26日、都内のベルギー大使館でベルギー・フランダース政府企業誘致局(FFIO:Flanders
Foreign Investment Office)による、ベルギー国内への企業誘致に関する説明会が行なわれた。FFIOはこれまでにも化学や自動車、IT(Information
Technology)関連の企業誘致を行なってきており、今回はスピーチや他言語、人工知能関連の企業の誘致を狙っている。
FFIOのテクノロジー・インベストメンツ・ディレクターのベン・ヒューブレッツ氏。発表会はベルギー大使館内で行なわれた |
名称はFlanders Language Valley(FLV)。フランダースはベルギー北部の州名で、ゲントやアントワープなどの都市を擁する土地。ベルギーにはこのほかにも、DSPバレーやマルチメディアバレーなど先端技術に特化した企業団地があり、すでに実績を挙げているという。
どうしてベルギーなのか。FFIOの説明によるとベルギーは教育水準も高く、良質な労働力を提供できるほか、ケーブルテレビの普及率が世界一。つまりこれはネットワークインフラが整備されていることを意味するのだという(ケーブルテレビ経由のインターネット接続を指す)。もちろんそれぞれのバレーに優遇税制措置も設けられている。
FLV基金について話をするFLVファンドのフィリップ・ヴァンバム氏 |
今回のFLVは欧州の象徴とも言える、多言語文化を取り上げるもので、通称“S.AI.L”と呼ばれる技術にフォーカスする。S.AI.LはSpeech、Artificial
Intelligence、Language Technologyの略。具体的には音声合成や音声認識、自然言語解釈、自動翻訳、検索エンジンなどの製品につながるものを指し、現時点では、北米や欧州、中東の企業が参加を表明している。今後は100社程度にまで増やすとしている。
また今回の発表に並行して、日本企業も誘致する意向だ。同時にS.AI.Lポートと呼ばれる組織を設置、S.AI.Lに関する技術の促進、企業への投資など全面的に支援していく。またFLVは基金を設置。
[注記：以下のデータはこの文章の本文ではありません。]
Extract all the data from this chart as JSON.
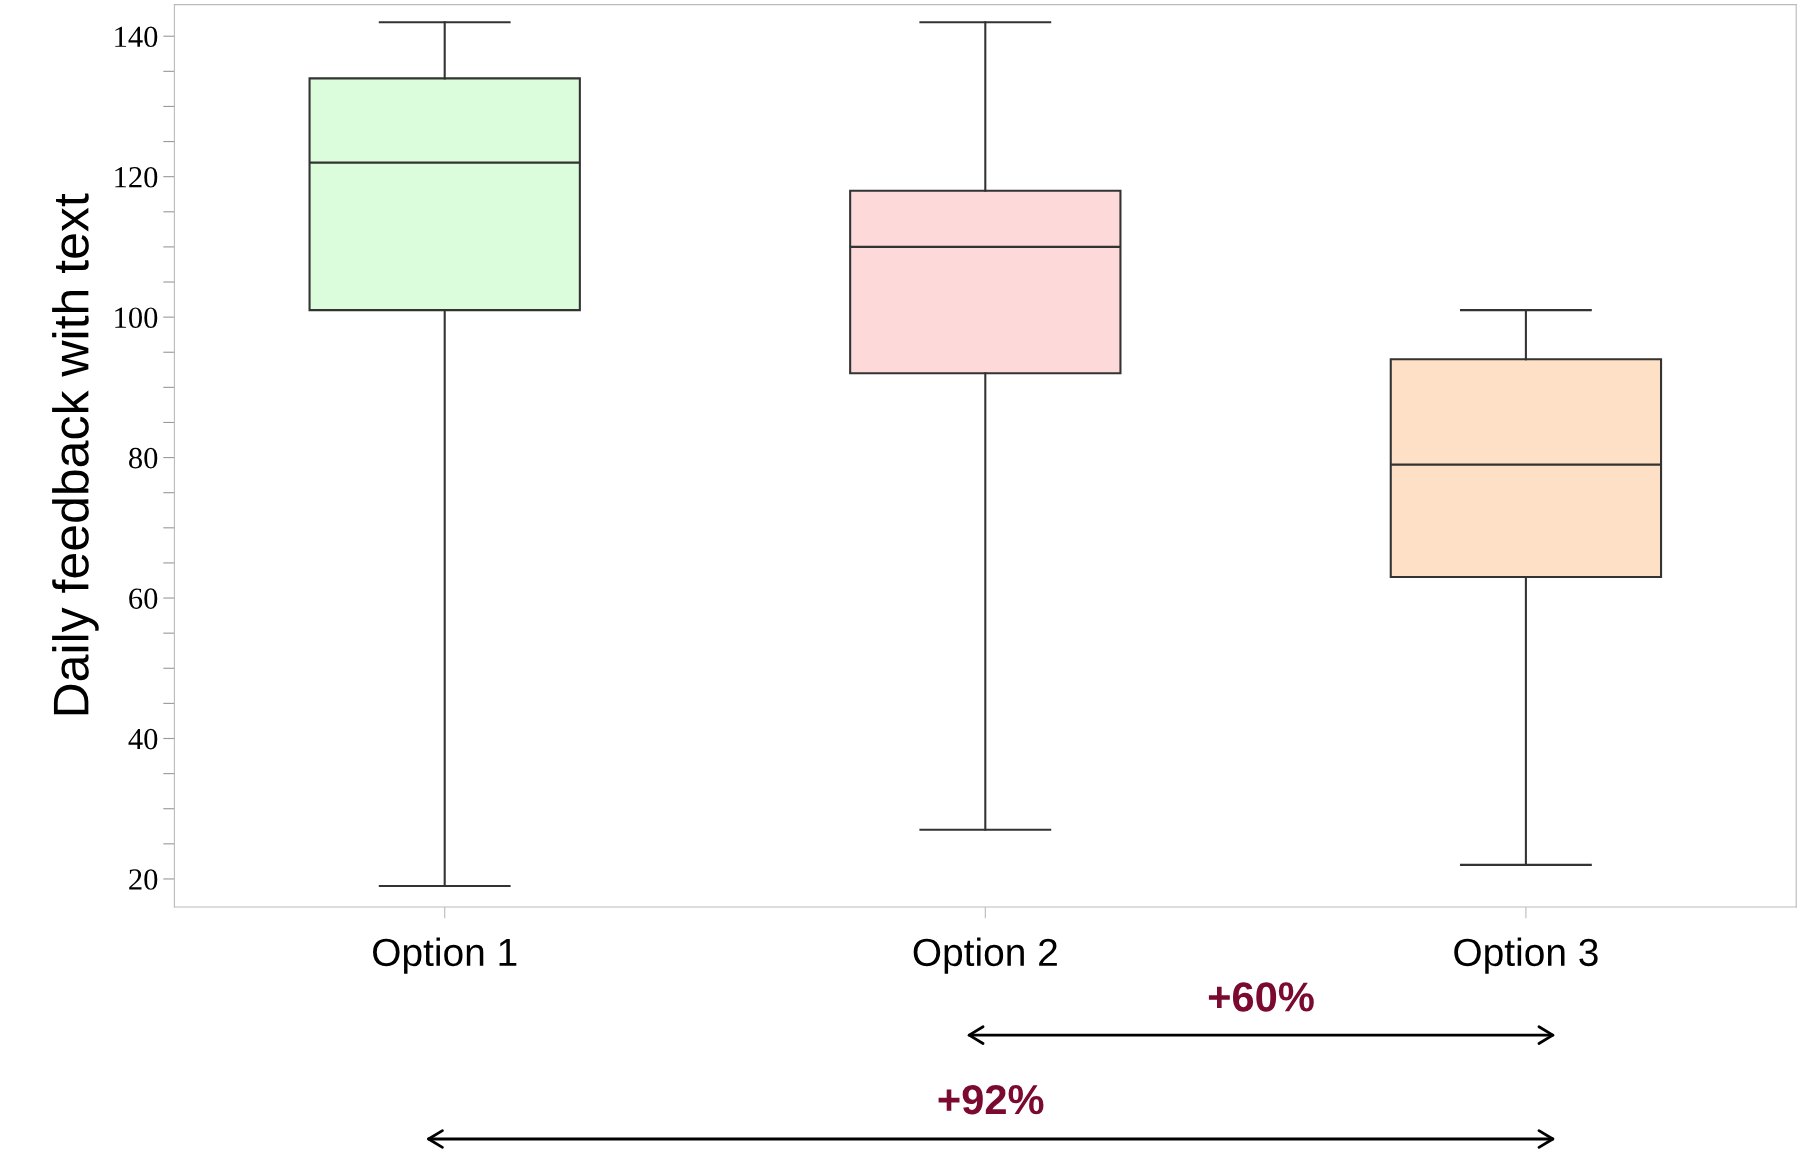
{
  "chart_data": {
    "type": "box",
    "ylabel": "Daily feedback with text",
    "categories": [
      "Option 1",
      "Option 2",
      "Option 3"
    ],
    "colors": [
      "#dbfddb",
      "#fdd9d9",
      "#fde0c5"
    ],
    "boxes": [
      {
        "low": 19,
        "q1": 101,
        "median": 122,
        "q3": 134,
        "high": 142
      },
      {
        "low": 27,
        "q1": 92,
        "median": 110,
        "q3": 118,
        "high": 142
      },
      {
        "low": 22,
        "q1": 63,
        "median": 79,
        "q3": 94,
        "high": 101
      }
    ],
    "ylim": [
      16,
      144.5
    ],
    "yticks": [
      20,
      {
        "value": 25,
        "label": null
      },
      {
        "value": 30,
        "label": null
      },
      {
        "value": 35,
        "label": null
      },
      40,
      {
        "value": 45,
        "label": null
      },
      {
        "value": 50,
        "label": null
      },
      {
        "value": 55,
        "label": null
      },
      60,
      {
        "value": 65,
        "label": null
      },
      {
        "value": 70,
        "label": null
      },
      {
        "value": 75,
        "label": null
      },
      80,
      {
        "value": 85,
        "label": null
      },
      {
        "value": 90,
        "label": null
      },
      {
        "value": 95,
        "label": null
      },
      100,
      {
        "value": 105,
        "label": null
      },
      {
        "value": 110,
        "label": null
      },
      {
        "value": 115,
        "label": null
      },
      120,
      {
        "value": 125,
        "label": null
      },
      {
        "value": 130,
        "label": null
      },
      {
        "value": 135,
        "label": null
      },
      140
    ],
    "grid": false,
    "annotations": [
      "+60%",
      "+92%"
    ]
  }
}
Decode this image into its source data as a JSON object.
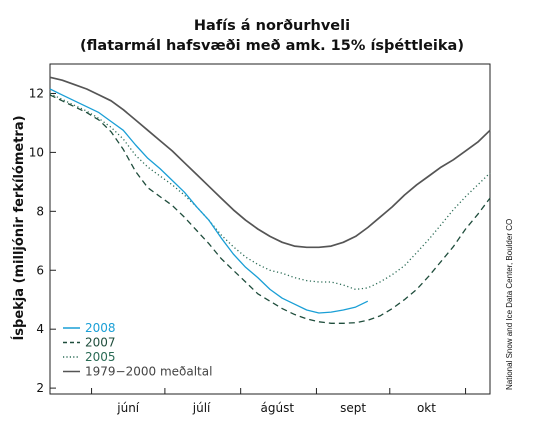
{
  "chart_data": {
    "type": "line",
    "title": "Hafís á norðurhveli",
    "subtitle": "(flatarmál hafsvæði með amk. 15% ísþéttleika)",
    "ylabel": "Ísþekja (milljónir ferkílómetra)",
    "xlabel": "",
    "credit": "National Snow and Ice Data Center, Boulder CO",
    "ylim": [
      2,
      13
    ],
    "yticks": [
      "2",
      "4",
      "6",
      "8",
      "10",
      "12"
    ],
    "x_unit": "day of year",
    "xlim": [
      135,
      315
    ],
    "month_labels": [
      "júní",
      "júlí",
      "ágúst",
      "sept",
      "okt"
    ],
    "month_label_x": [
      167,
      197,
      228,
      259,
      289
    ],
    "month_ticks": [
      152,
      182,
      213,
      244,
      274,
      305
    ],
    "legend_position": "bottom-left",
    "grid": false,
    "series": [
      {
        "name": "2008",
        "color": "#1a9fd6",
        "style": "solid",
        "x": [
          135,
          140,
          145,
          150,
          155,
          160,
          165,
          170,
          175,
          180,
          185,
          190,
          195,
          200,
          205,
          210,
          215,
          220,
          225,
          230,
          235,
          240,
          245,
          250,
          255,
          260,
          265
        ],
        "y": [
          12.15,
          11.95,
          11.75,
          11.55,
          11.35,
          11.05,
          10.75,
          10.25,
          9.8,
          9.45,
          9.05,
          8.65,
          8.15,
          7.7,
          7.1,
          6.55,
          6.1,
          5.75,
          5.35,
          5.05,
          4.85,
          4.65,
          4.55,
          4.58,
          4.65,
          4.75,
          4.95
        ]
      },
      {
        "name": "2007",
        "color": "#1f4d3c",
        "style": "dashed",
        "x": [
          135,
          140,
          145,
          150,
          155,
          160,
          165,
          170,
          175,
          180,
          185,
          190,
          195,
          200,
          205,
          210,
          215,
          220,
          225,
          230,
          235,
          240,
          245,
          250,
          255,
          260,
          265,
          270,
          275,
          280,
          285,
          290,
          295,
          300,
          305,
          310,
          315
        ],
        "y": [
          11.95,
          11.75,
          11.55,
          11.35,
          11.1,
          10.7,
          10.1,
          9.35,
          8.8,
          8.5,
          8.2,
          7.8,
          7.35,
          6.9,
          6.4,
          6.0,
          5.6,
          5.2,
          4.95,
          4.7,
          4.5,
          4.35,
          4.25,
          4.2,
          4.2,
          4.22,
          4.3,
          4.45,
          4.7,
          5.0,
          5.35,
          5.8,
          6.3,
          6.8,
          7.4,
          7.9,
          8.45
        ]
      },
      {
        "name": "2005",
        "color": "#2a6b55",
        "style": "dotted",
        "x": [
          135,
          140,
          145,
          150,
          155,
          160,
          165,
          170,
          175,
          180,
          185,
          190,
          195,
          200,
          205,
          210,
          215,
          220,
          225,
          230,
          235,
          240,
          245,
          250,
          255,
          260,
          265,
          270,
          275,
          280,
          285,
          290,
          295,
          300,
          305,
          310,
          315
        ],
        "y": [
          12.0,
          11.8,
          11.6,
          11.4,
          11.15,
          10.85,
          10.45,
          9.9,
          9.5,
          9.2,
          8.9,
          8.55,
          8.15,
          7.7,
          7.2,
          6.8,
          6.45,
          6.2,
          6.0,
          5.9,
          5.75,
          5.65,
          5.6,
          5.6,
          5.5,
          5.35,
          5.4,
          5.6,
          5.85,
          6.15,
          6.6,
          7.05,
          7.55,
          8.05,
          8.5,
          8.9,
          9.3
        ]
      },
      {
        "name": "1979−2000 meðaltal",
        "color": "#555555",
        "style": "solid",
        "x": [
          135,
          140,
          145,
          150,
          155,
          160,
          165,
          170,
          175,
          180,
          185,
          190,
          195,
          200,
          205,
          210,
          215,
          220,
          225,
          230,
          235,
          240,
          245,
          250,
          255,
          260,
          265,
          270,
          275,
          280,
          285,
          290,
          295,
          300,
          305,
          310,
          315
        ],
        "y": [
          12.55,
          12.45,
          12.3,
          12.15,
          11.95,
          11.75,
          11.45,
          11.1,
          10.75,
          10.4,
          10.05,
          9.65,
          9.25,
          8.85,
          8.45,
          8.05,
          7.7,
          7.4,
          7.15,
          6.95,
          6.82,
          6.78,
          6.78,
          6.82,
          6.95,
          7.15,
          7.45,
          7.8,
          8.15,
          8.55,
          8.9,
          9.2,
          9.5,
          9.75,
          10.05,
          10.35,
          10.75
        ]
      }
    ]
  }
}
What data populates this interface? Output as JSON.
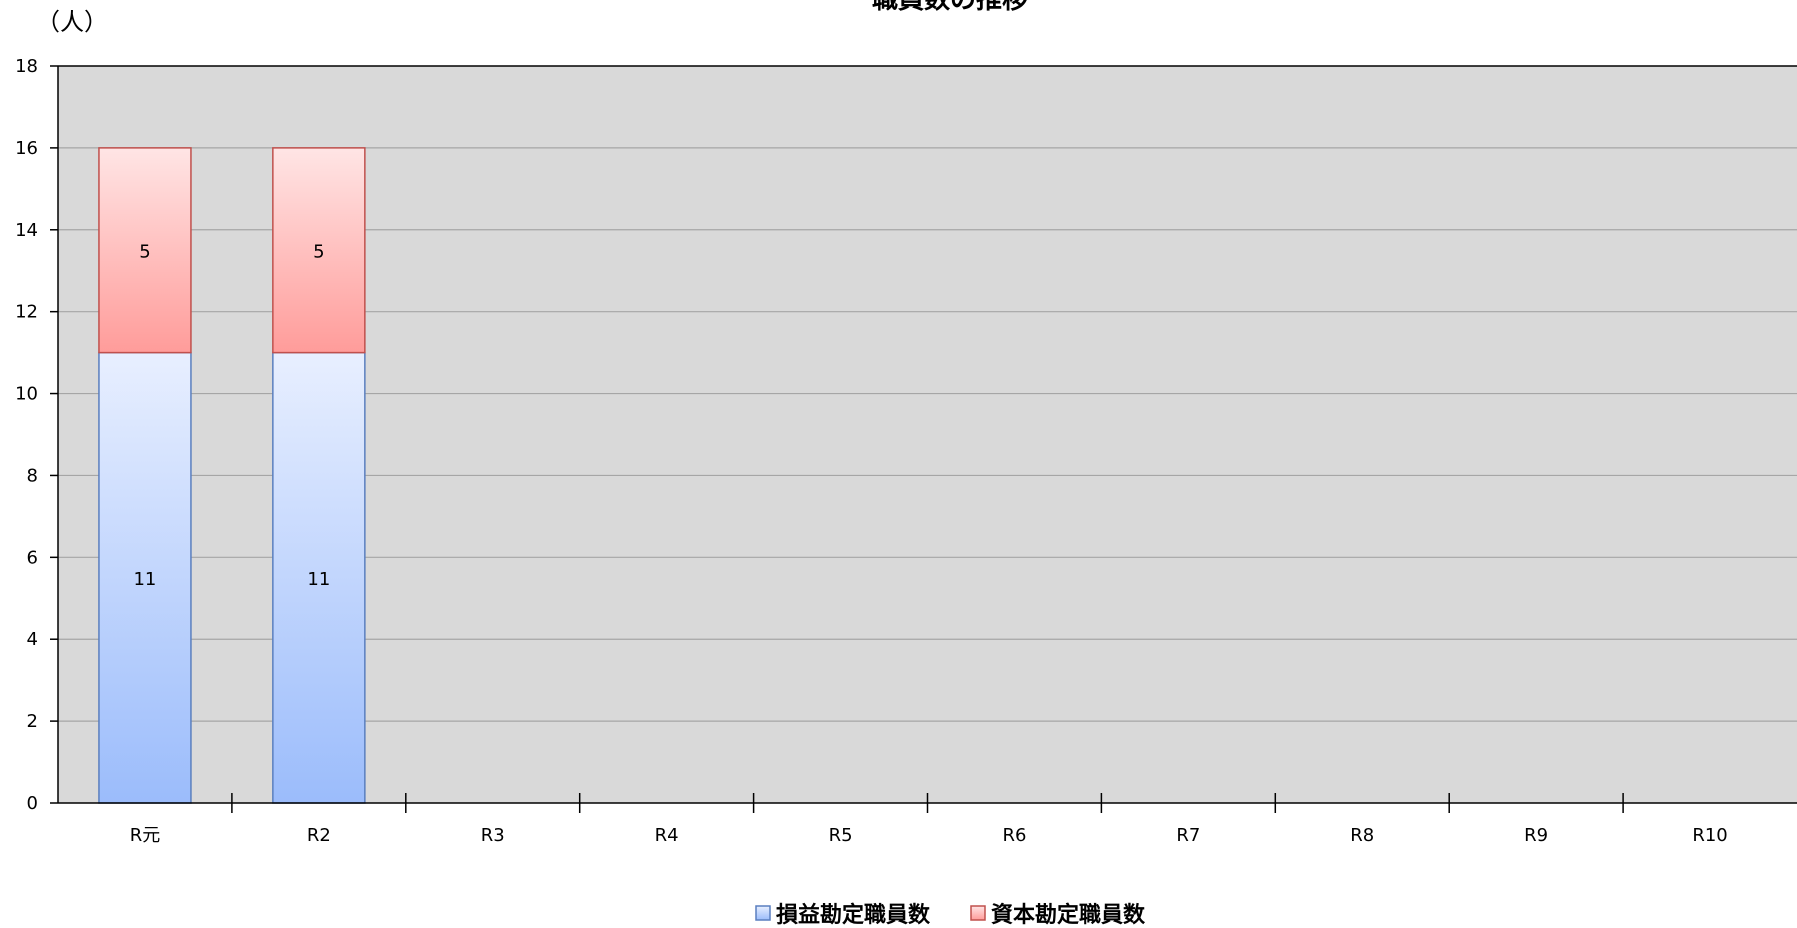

S.AI.Lポートへの投資も行なうとしている。
今回の発表に合わせて、FLVが投資する6つの企業である、応用バイオメトリクス関連の米Keyware
Technologies社、人工知能関連の米Mindmaker社、家庭用電気機器との対話アプリケーション関連のイスラエルのCreator社、国際カンファレンスや展示会の企画を行なう米Dasar社、言語習得や翻訳の米Transparent
Language社、英語に特化した音声言語ソフトの米EHQ社の代表が来日、会場内で製品の展示を行なった。